Proof by induction: Prove that $6$ divides $9^n - 3^n$

Question

Induction: prove that $6| 9^n - 3^n$, where $n$ is a positive integer

inductive step: trying to prove $6| 9^{k+1} - 3^{k+1}$,

$= 9^k \cdot 9 - 3^k \cdot 3$

$= 6(\frac3 2 \cdot 9^k - \frac1 2 \cdot 3^k)$

maybe it's not going in a good direction...

Answer 1

Hint: Observe \begin{align} 9^{k+1}-3^{k+1}&=9^{k+1}-9^k\cdot3+9^k\cdot 3-3^{k+1}\\ &=(9-3)9^k+3(9^k-3^k)\\ &=6\cdot 9^k+3(9^k-3^k) \end{align}

Answer 2

Assume $9^k-3^k=6c$

$9^k\cdot 9 - 3^k \cdot 3=(6c+3^k)9-3^k.3=6k+3^k(9-3)=6k+3^k\cdot6=6\lambda$

OR

Screw induction. It's divisible by $3$ and $\text{odd-odd=even}$

Answer 3

Note that:$$9^{(n+1)}-3^{(n+1)}=3(9^n-3^n)+6\cdot9^n$$ both divisible by 6.

Answer 4

True for $n=1$.

If true for $n$,

$\begin{array}\\ (9^{n+1}-3^{n+1})-(9^n-3^n) &=(9^{n+1}-9^n)-(3^{n+1}-3^n)\\ &=9^n(9-1)-3^n(3-1)\\ &=8\cdot 9^n-2\cdot 3^n\\ &=(6+2)\cdot 9^n-2\cdot 3^n\\ &=6\cdot 9^n+2\cdot 9^n-2\cdot 3^n\\ &=6\cdot 9^n+2(9^n- 3^n)\\ \end{array} $

and both terms are divisible by $6$.

Q.E.D.

Answer 5

Simplest non-inductive proof:

$a^n-b^n = (a-b)(a^{n-1}+a^{n-2}b + ... + a n^{n-2} + b^{n-1})$.

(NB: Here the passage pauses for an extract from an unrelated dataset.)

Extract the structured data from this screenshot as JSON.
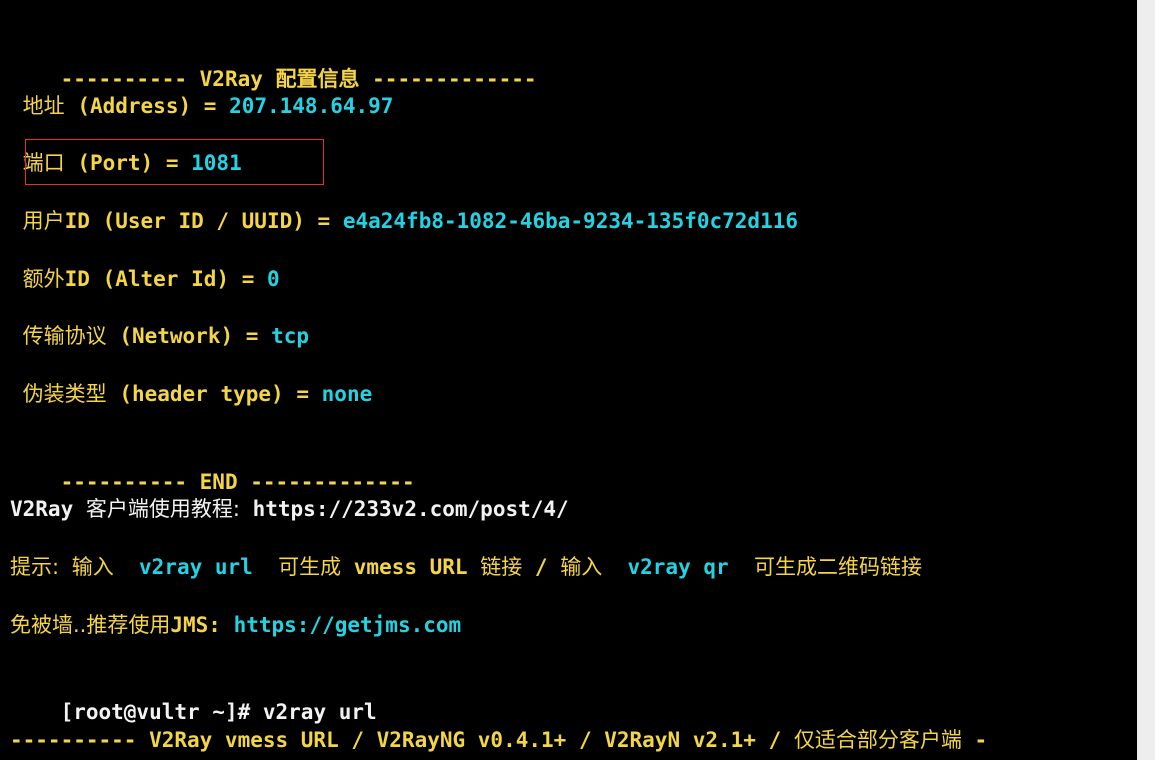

Therefore $a-b$ divides $a^n-b^n$.

Let $a=9$ and $b=3$.

Answer 6

Hint $\ $ Suppose that $\ \color{#c00}{9^n = 3^n\! + 6k}.\ $ Then

$\qquad\ \ \begin{eqnarray} 9^{n+1}&=\,&\quad 9\cdot \color{#c00}{9^n}\\ &=& (3\!+\!6)(\color{#c00}{3^n\!+6k})\\ &=&\quad 3^{n+1}\! + 6(\cdots)\quad\text{is the induction step.}\end{eqnarray} $

Remark $\ $ Essentially it is congruence multiplication, i.e.

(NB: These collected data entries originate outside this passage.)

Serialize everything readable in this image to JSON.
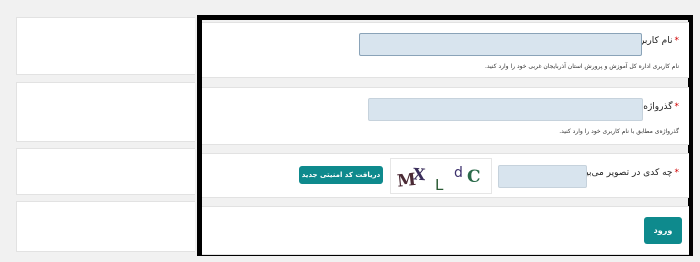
{
  "form": {
    "username": {
      "label": "نام کاربری",
      "required_mark": "*",
      "hint": "نام کاربری اداره کل آموزش و پرورش استان آذربایجان غربی خود را وارد کنید.",
      "value": ""
    },
    "password": {
      "label": "گذرواژه",
      "required_mark": "*",
      "hint": "گذرواژه‌ی مطابق با نام کاربری خود را وارد کنید.",
      "value": ""
    },
    "captcha": {
      "label": "چه کدی در تصویر می‌بینید؟",
      "required_mark": "*",
      "image_text": [
        "M",
        "X",
        "L",
        "d",
        "C"
      ],
      "refresh_label": "دریافت کد امنیتی جدید",
      "value": ""
    },
    "submit_label": "ورود"
  },
  "colors": {
    "accent": "#0e8a8d",
    "input_bg": "#d8e4ee",
    "required": "#d00000",
    "frame": "#000000"
  }
}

$\qquad {\rm mod}\ 6\!:\,\ 9\equiv 3,\ 9^n\equiv 3^n \,\Rightarrow\, 9^{n+1}\equiv 3^{n+1}$

a special case of using the $\ $ Congruence Product Rule $\ \ A\equiv a,\ B\equiv b\,\Rightarrow\, AB\equiv ab\ $ in order to inductively prove the sought Congruence Power Rule. $\ A\equiv a\,\Rightarrow\, A^n\equiv a^n,\, $

Answer 7

Here's a hint: since $3\mid 9^n-3^n$, all you really need to show is that $9^n-3^n$ is even. And you don't need induction to do it, just factoring and common sense: $9^n-3^n = (3^n)^2 - 3^n = 3^n(3^n-1)$. Why is this even?

Answer 8

Another proof follows from the following (which can be proven using induction): $$x^n - y^n = (x-y)\sum_{k=0}^{n-1} x^k y^{n-1-k}$$ So $(x-y)\ | \ (x^n-y^n)$ for each $n \geq 1$. (Note this immediately implies that $9-3 = 6$ divides $9^n - 3^n$ for each $n\geq 1$, by setting $x = 9$, $y = 3$, and is in fact more general than the problem you were assigned.)

Proof:

$n=1$: Clear

$n\geq 2$:

\begin{align*} x^{n+1} - y^{n+1} &= x x^n - y y^n\\ &= x x^n - x y^n + x y^n - y y^n\\ &= x(x^n - y^n) + y^n (x - y)\\ &= (x-y)\left(x\left(\sum_{k=0}^{n-1} x^k y^{n-1-k}\right) + y^n\right)\\ &= (x-y)\left(y^n + \sum_{k=0}^{n-1} x^{k+1} y^{n-1-k}\right)\\ &= (x-y)\sum_{k=0}^n x^k y^{n-k} \end{align*}

(The last equality is the only one which requires any extra work, but this is clear once you expand it out.)

Answer 9

Inductive step:

suppose 9^k-3^k = 6a we can write 9^k =3^k+6a

Now 9^(k+1)-3^(k+1)

= 9^k *9 -3*3^k

= 9(3^k+6a)-3(3^k)

=(9-3)*3^k +9*6a

= 6(3^k+9a)

proved